Epoxy Bond: A covalent bond that involves a three-membered ring, often found in epoxides or polymers.
Peptide-Link Glycosidic Bond: A covalent bond that links two carbohydrates together to form a more complex molecule.
Ether Bond: A covalent bond between an oxygen atom and two carbon atoms, often found in organic compounds.
Amide Bond: A covalent bond between a carbonyl group and an amino group, often found in peptides and proteins.
"The bond may result from the electrostatic force between oppositely charged ions as in ionic bonds."
"The bond may result from...the sharing of electrons as in covalent bonds."
"There are 'strong bonds' or 'primary bonds' such as covalent, ionic and metallic bonds."
"There are 'weak bonds' or 'secondary bonds' such as dipole-dipole interactions, the London dispersion force, and hydrogen bonding."
"The negatively charged electrons surrounding the nucleus and the positively charged protons within a nucleus attract each other."
"Electrons shared between two nuclei will be attracted to both of them."
"Constructive quantum mechanical wavefunction interference stabilizes the paired nuclei."
"Bonded nuclei maintain an optimal distance (the bond distance) balancing attractive and repulsive effects explained quantitatively by quantum theory."
"The atoms in molecules, crystals, metals, and other forms of matter are held together by chemical bonds."
"All bonds can be described by quantum theory, but, in practice, simplified rules and other theories allow chemists to predict the strength, directionality, and polarity of bonds."
"The octet rule and VSEPR theory are examples."
"More sophisticated theories are valence bond theory, which includes orbital hybridization and resonance."
"More sophisticated theories...include molecular orbital theory, which includes the linear combination of atomic orbitals and ligand field theory."
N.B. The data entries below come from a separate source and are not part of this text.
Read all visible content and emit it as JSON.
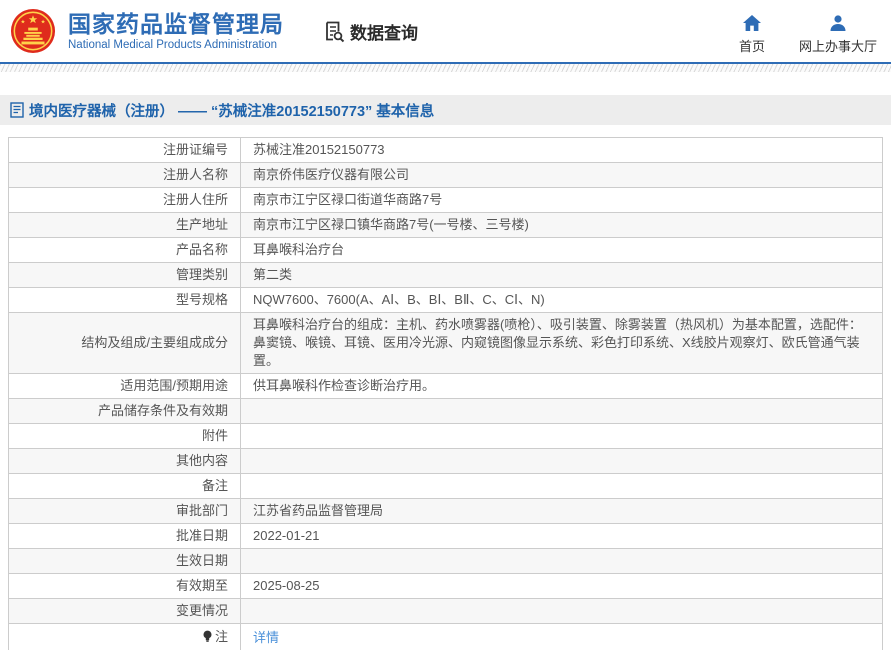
{
  "header": {
    "title": "国家药品监督管理局",
    "subtitle": "National Medical Products Administration",
    "data_query_label": "数据查询",
    "nav_home_label": "首页",
    "nav_hall_label": "网上办事大厅"
  },
  "breadcrumb": {
    "text": "境内医疗器械（注册） —— “苏械注准20152150773” 基本信息"
  },
  "table": {
    "rows": [
      {
        "label": "注册证编号",
        "value": "苏械注准20152150773"
      },
      {
        "label": "注册人名称",
        "value": "南京侨伟医疗仪器有限公司"
      },
      {
        "label": "注册人住所",
        "value": "南京市江宁区禄口街道华商路7号"
      },
      {
        "label": "生产地址",
        "value": "南京市江宁区禄口镇华商路7号(一号楼、三号楼)"
      },
      {
        "label": "产品名称",
        "value": "耳鼻喉科治疗台"
      },
      {
        "label": "管理类别",
        "value": "第二类"
      },
      {
        "label": "型号规格",
        "value": "NQW7600、7600(A、AⅠ、B、BⅠ、BⅡ、C、CⅠ、N)"
      },
      {
        "label": "结构及组成/主要组成成分",
        "value": "耳鼻喉科治疗台的组成：主机、药水喷雾器(喷枪）、吸引装置、除雾装置（热风机）为基本配置，选配件：鼻窦镜、喉镜、耳镜、医用冷光源、内窥镜图像显示系统、彩色打印系统、X线胶片观察灯、欧氏管通气装置。"
      },
      {
        "label": "适用范围/预期用途",
        "value": "供耳鼻喉科作检查诊断治疗用。"
      },
      {
        "label": "产品储存条件及有效期",
        "value": ""
      },
      {
        "label": "附件",
        "value": ""
      },
      {
        "label": "其他内容",
        "value": ""
      },
      {
        "label": "备注",
        "value": ""
      },
      {
        "label": "审批部门",
        "value": "江苏省药品监督管理局"
      },
      {
        "label": "批准日期",
        "value": "2022-01-21"
      },
      {
        "label": "生效日期",
        "value": ""
      },
      {
        "label": "有效期至",
        "value": "2025-08-25"
      },
      {
        "label": "变更情况",
        "value": ""
      },
      {
        "label": "注",
        "value": "详情",
        "value_type": "link",
        "label_icon": "bulb-icon"
      }
    ]
  },
  "colors": {
    "accent_blue": "#2e6cb5",
    "breadcrumb_blue": "#1f63ab",
    "link_blue": "#4a90d9",
    "emblem_red": "#df2b1c",
    "emblem_gold": "#ffd24a"
  }
}
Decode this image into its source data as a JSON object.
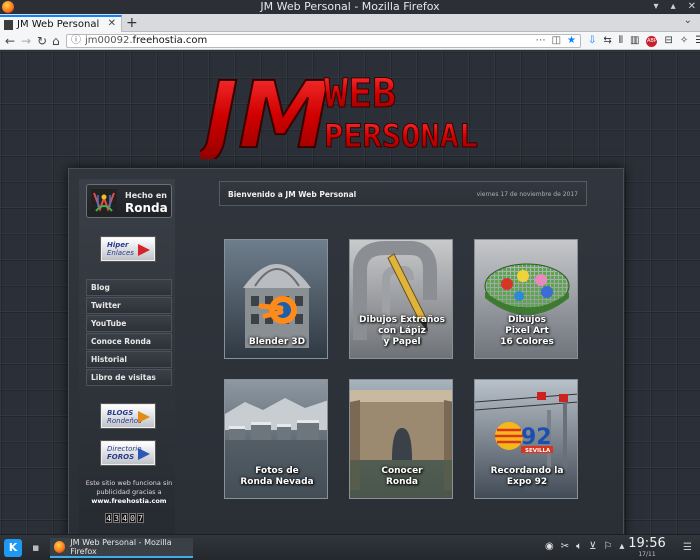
{
  "window": {
    "title": "JM Web Personal - Mozilla Firefox"
  },
  "tabs": [
    {
      "label": "JM Web Personal"
    }
  ],
  "nav": {
    "url_prefix": "jm00092.",
    "url_host": "freehostia.com"
  },
  "logo": {
    "line1": "JM",
    "line2": "WEB",
    "line3": "PERSONAL"
  },
  "sidebar": {
    "hecho_en": "Hecho en",
    "ronda": "Ronda",
    "hiper_1": "Hiper",
    "hiper_2": "Enlaces",
    "menu": [
      {
        "label": "Blog"
      },
      {
        "label": "Twitter"
      },
      {
        "label": "YouTube"
      },
      {
        "label": "Conoce Ronda"
      },
      {
        "label": "Historial"
      },
      {
        "label": "Libro de visitas"
      }
    ],
    "blogs_1": "BLOGS",
    "blogs_2": "Rondeños",
    "foros_1": "Directorio",
    "foros_2": "FOROS",
    "support_text": "Este sitio web funciona sin publicidad gracias a",
    "support_host": "www.freehostia.com",
    "counter": [
      "4",
      "3",
      "4",
      "0",
      "7"
    ]
  },
  "main": {
    "welcome": "Bienvenido a JM Web Personal",
    "date": "viernes 17 de noviembre de 2017",
    "tiles": [
      {
        "caption": "Blender 3D"
      },
      {
        "caption": "Dibujos Extraños\ncon Lápiz\ny Papel"
      },
      {
        "caption": "Dibujos\nPixel Art\n16 Colores"
      },
      {
        "caption": "Fotos de\nRonda Nevada"
      },
      {
        "caption": "Conocer\nRonda"
      },
      {
        "caption": "Recordando la\nExpo 92"
      }
    ],
    "expo_number": "92",
    "expo_city": "SEVILLA"
  },
  "taskbar": {
    "window_label": "JM Web Personal - Mozilla Firefox",
    "time": "19:56",
    "date": "17/11"
  }
}
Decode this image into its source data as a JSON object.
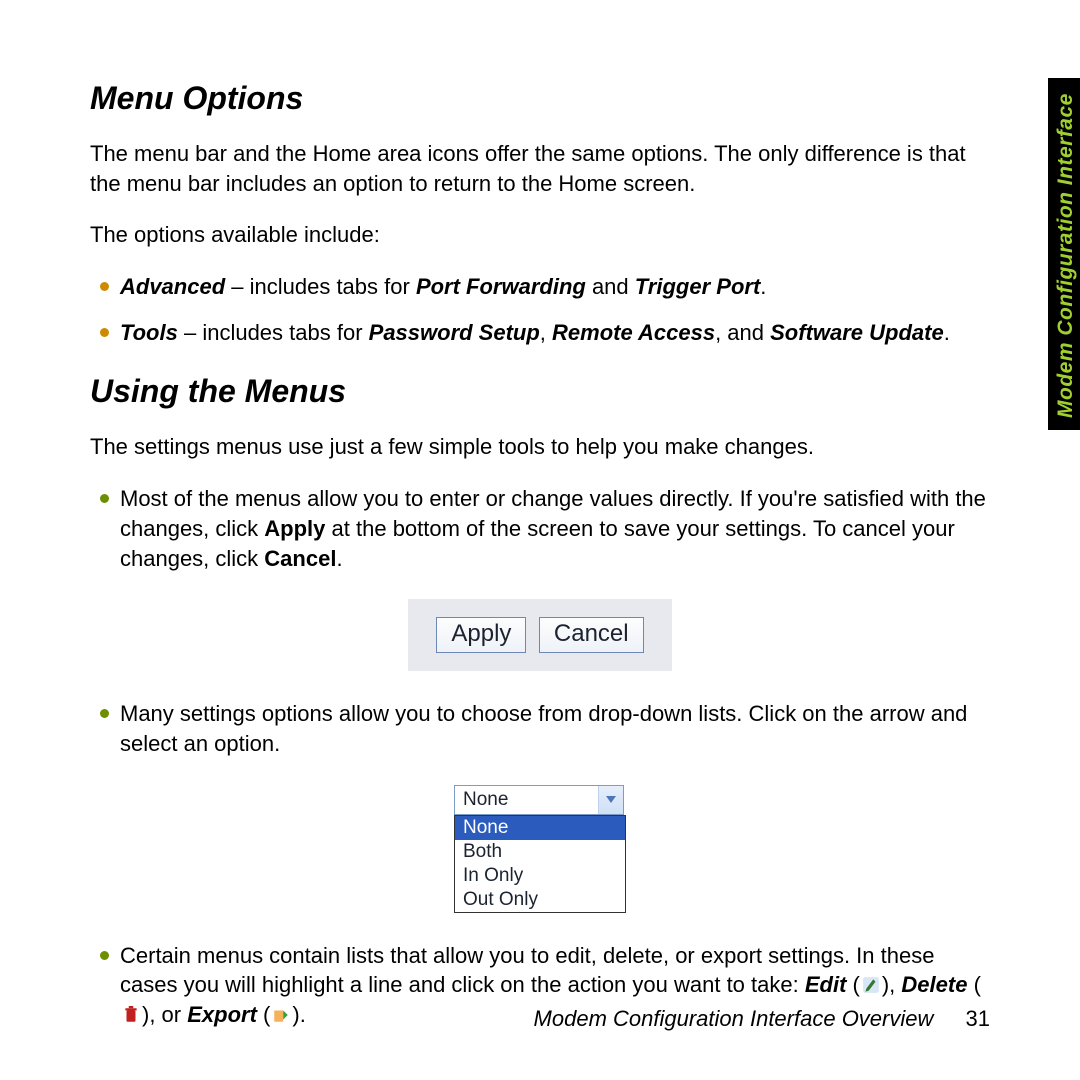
{
  "side_tab": "Modem Configuration Interface",
  "sections": {
    "menu_options": {
      "heading": "Menu Options",
      "intro": "The menu bar and the Home area icons offer the same options. The only difference is that the menu bar includes an option to return to the Home screen.",
      "lead": "The options available include:",
      "items": {
        "advanced": {
          "label": "Advanced",
          "dash": " – includes tabs for ",
          "t1": "Port Forwarding",
          "and": " and ",
          "t2": "Trigger Port",
          "period": "."
        },
        "tools": {
          "label": "Tools",
          "dash": " – includes tabs for ",
          "t1": "Password Setup",
          "c1": ", ",
          "t2": "Remote Access",
          "c2": ", and ",
          "t3": "Software Update",
          "period": "."
        }
      }
    },
    "using_menus": {
      "heading": "Using the Menus",
      "intro": "The settings menus use just a few simple tools to help you make changes.",
      "b1": {
        "pre": "Most of the menus allow you to enter or change values directly. If you're satisfied with the changes, click ",
        "apply": "Apply",
        "mid": " at the bottom of the screen to save your settings. To cancel your changes, click ",
        "cancel": "Cancel",
        "period": "."
      },
      "buttons": {
        "apply": "Apply",
        "cancel": "Cancel"
      },
      "b2": "Many settings options allow you to choose from drop-down lists. Click on the arrow and select an option.",
      "dropdown": {
        "selected": "None",
        "options": [
          "None",
          "Both",
          "In Only",
          "Out Only"
        ]
      },
      "b3": {
        "pre": "Certain menus contain lists that allow you to edit, delete, or export settings. In these cases you will highlight a line and click on the action you want to take: ",
        "edit": "Edit",
        "c1": " (",
        "c2": "), ",
        "del": "Delete",
        "c3": " (",
        "c4": "), or ",
        "exp": "Export",
        "c5": " (",
        "c6": ")."
      }
    }
  },
  "footer": {
    "title": "Modem Configuration Interface Overview",
    "page": "31"
  }
}
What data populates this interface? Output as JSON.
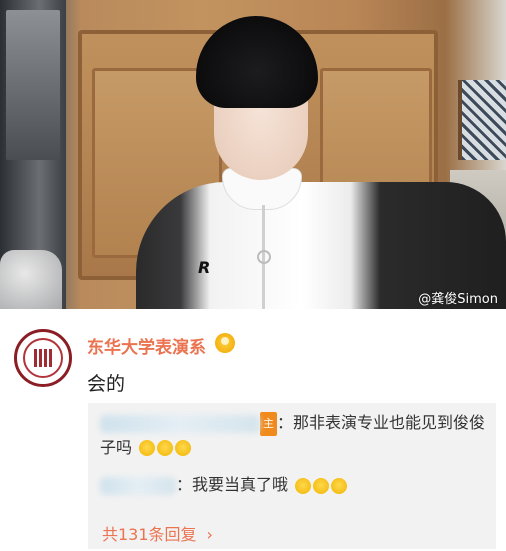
{
  "photo": {
    "watermark": "@龚俊Simon",
    "jacket_logo": "R"
  },
  "comment": {
    "username": "东华大学表演系",
    "username_color": "#eb7350",
    "text": "会的",
    "vip_icon": "crown-badge-icon"
  },
  "replies": {
    "items": [
      {
        "author_badge": "主",
        "text": "：那非表演专业也能见到俊俊子吗",
        "emoji_icon": "grimace-emoji-icon"
      },
      {
        "text": "：我要当真了哦",
        "emoji_icon": "smile-emoji-icon"
      }
    ],
    "more_label": "共131条回复",
    "more_chevron": "›"
  }
}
"Electrostatics are used to describe bond polarities and the effects they have on chemical substances."
"The strength of chemical bonds varies considerably."
"The octet rule is an example [of a theory] that allows chemists to predict the strength, directionality, and polarity of bonds."
"The VSEPR theory is an example [of a theory] that allows chemists to predict the strength, directionality, and polarity of bonds."
"Orbital hybridization is a component of valence bond theory."
"Ligand field theory is a component of molecular orbital theory."